Em texto anterior (Rodrigues, 2025), demonstrei que tratados internacionais e legislação nacional apresentam soluções comuns para o crime organizado e o terrorismo. No entanto, aqui, o foco é outro: a correlação entre sistema penitenciário e organizações criminosas, sob a ótica da Análise Econômica do Direito, especialmente os conceitos de superlotação e encarceramento em massa.
Para teóricos da criminologia, o sistema prisional, em vez de dissuadir o crime,
converte-se em um “RH” das facções, recrutando e fidelizando novos membros. Essa visão busca contestar Gary Becker (1968), para quem o produto da probabilidade de punição e da severidade da pena reduz o crime. Para garantistas e abolicionistas, quanto mais prisões, mais o crime prospera.
A tese se apoia na correlação entre aumento da criminalidade organizada e da
população carcerária, tomando superpopulação e encarceramento em massa como fenômenos indissociáveis. Contudo, há um equívoco conceitual: superpopulação carcerária é apenas o excesso de presos frente às vagas disponíveis.
Trata-se de um conceito objetivo e quantitativo, tal qual estabelece a Lei de Execução Penal (6m² por preso). Já o encarceramento em massa é qualitativo e ideológico, frequentemente antecedido por juízos morais sobre o “quanto se deve prender”.
Um estudo recente de Alícia Regianne Bezerra de Lima (2025), do Grupo
DECrim/UFRN, evidenciou discrepâncias entre fontes oficiais. O Anuário de Segurança Pública (2023) registrou 846 mil presos, enquanto o Senappen indicou 642 mil – diferença de 200 mil pessoas.

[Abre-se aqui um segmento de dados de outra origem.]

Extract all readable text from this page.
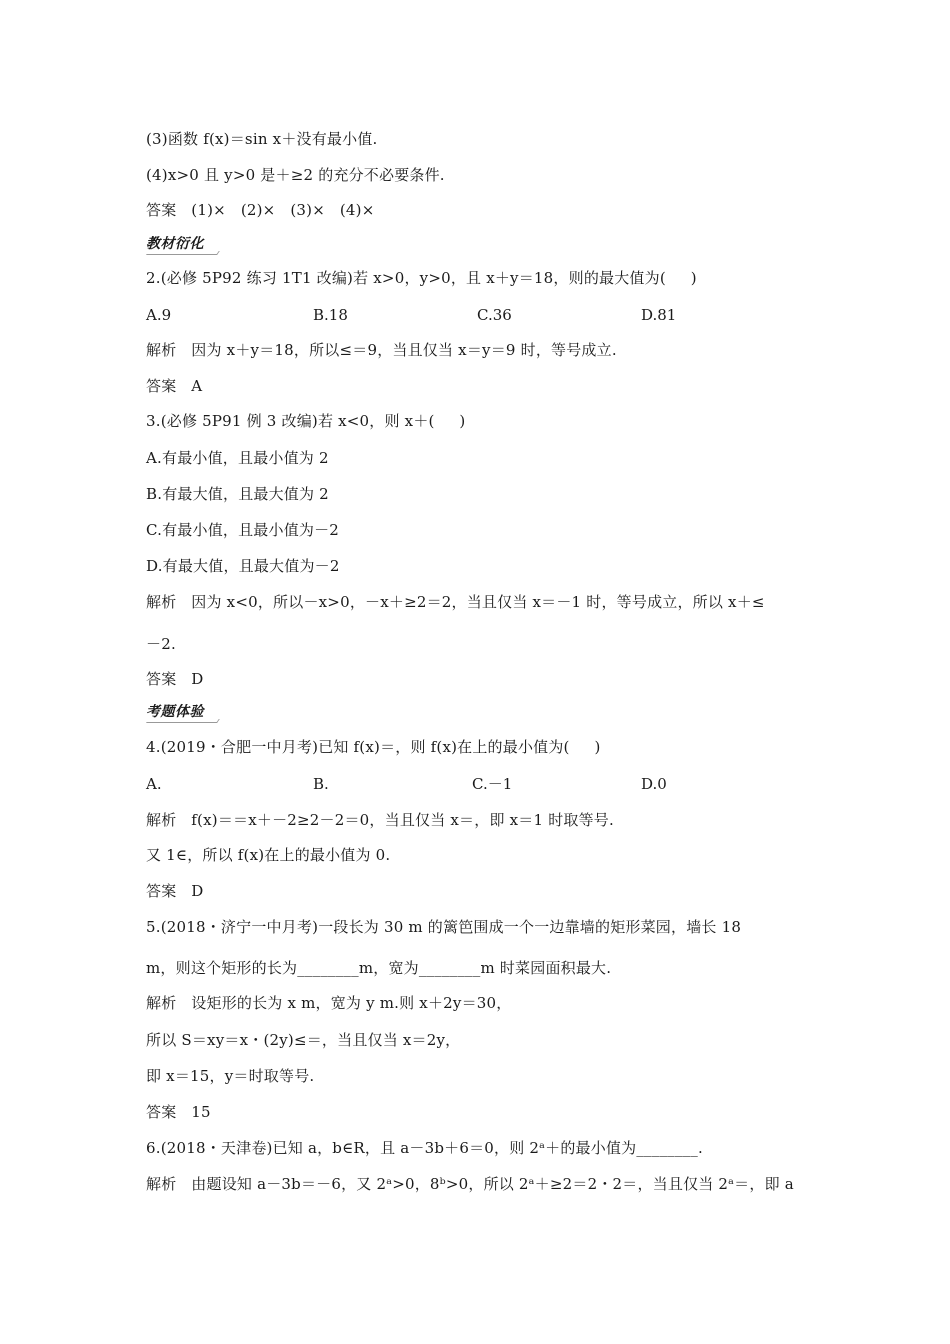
(3)函数 f(x)＝sin x＋没有最小值.
(4)x>0 且 y>0 是＋≥2 的充分不必要条件.
答案   (1)×   (2)×   (3)×   (4)×
教材衍化
2.(必修 5P92 练习 1T1 改编)若 x>0，y>0，且 x＋y＝18，则的最大值为(     )
A.9	B.18	C.36	D.81
解析   因为 x＋y＝18，所以≤＝9，当且仅当 x＝y＝9 时，等号成立.
答案   A
3.(必修 5P91 例 3 改编)若 x<0，则 x＋(     )
A.有最小值，且最小值为 2
B.有最大值，且最大值为 2
C.有最小值，且最小值为－2
D.有最大值，且最大值为－2
解析   因为 x<0，所以－x>0，－x＋≥2＝2，当且仅当 x＝－1 时，等号成立，所以 x＋≤
－2.
答案   D
考题体验
4.(2019・合肥一中月考)已知 f(x)＝，则 f(x)在上的最小值为(     )
A.	B.	C.－1	D.0
解析   f(x)＝＝x＋－2≥2－2＝0，当且仅当 x＝，即 x＝1 时取等号.
又 1∈，所以 f(x)在上的最小值为 0.
答案   D
5.(2018・济宁一中月考)一段长为 30 m 的篱笆围成一个一边靠墙的矩形菜园，墙长 18
m，则这个矩形的长为________m，宽为________m 时菜园面积最大.
解析   设矩形的长为 x m，宽为 y m.则 x＋2y＝30，
所以 S＝xy＝x・(2y)≤＝，当且仅当 x＝2y，
即 x＝15，y＝时取等号.
答案   15
6.(2018・天津卷)已知 a，b∈R，且 a－3b＋6＝0，则 2ᵃ＋的最小值为________.
解析   由题设知 a－3b＝－6，又 2ᵃ>0，8ᵇ>0，所以 2ᵃ＋≥2＝2・2＝，当且仅当 2ᵃ＝，即 a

Isso decorre da exclusão, por algumas entidades, dos beneficiários do regime semiaberto harmonizado, criado pelo Judiciário e mantido como solução à falta de vagas.
O semiaberto harmonizado soma-se a uma dezena de institutos
despenalizadores – ANPP, transação penal, sursis, colaboração premiada, penas
alternativas, entre outros. Esse conjunto reduz a prisão a casos graves e reincidentes, revelando que a política criminal brasileira é, na prática, desencarceradora, apesar dodiscurso alarmista de “encarceramento em massa”.
Mas como explicar a superpopulação sem política de encarceramento? O Brasil
mantém há décadas um estoque elevado de crimes, agravado pela subnotificação e pela baixa resolução de delitos. Países como Suécia e Coreia do Sul têm 98 presos e 1 homicídio por 100 mil habitantes; o Brasil, com 392 presos, registra 27,38 homicídios por 100 mil. Embora encarcere 4 vezes mais, são 27 vezes mais homicídios.
Considerando que a maioria dos presos responde por delitos diversos de
homicídio, a criminalidade brasileira é ainda muito superior à média da OCDE. Já na América do Sul, o Brasil prende menos que o Uruguai, apesar de apresentar três vezes mais homicídios.
Esses dados indicam que o efeito dissuasório da pena de prisão nunca foi
efetivamente testado no país. A precariedade estrutural e as inúmeras alternativas à prisão reduzem a probabilidade de punição e a severidade da pena, variáveis centrais no modelo de Becker (1968). Como mostrou Shikida (2024), quando ambas tendem a zero, o crime dispara – exatamente o que ocorreu no Brasil após a reforma penal de 1984.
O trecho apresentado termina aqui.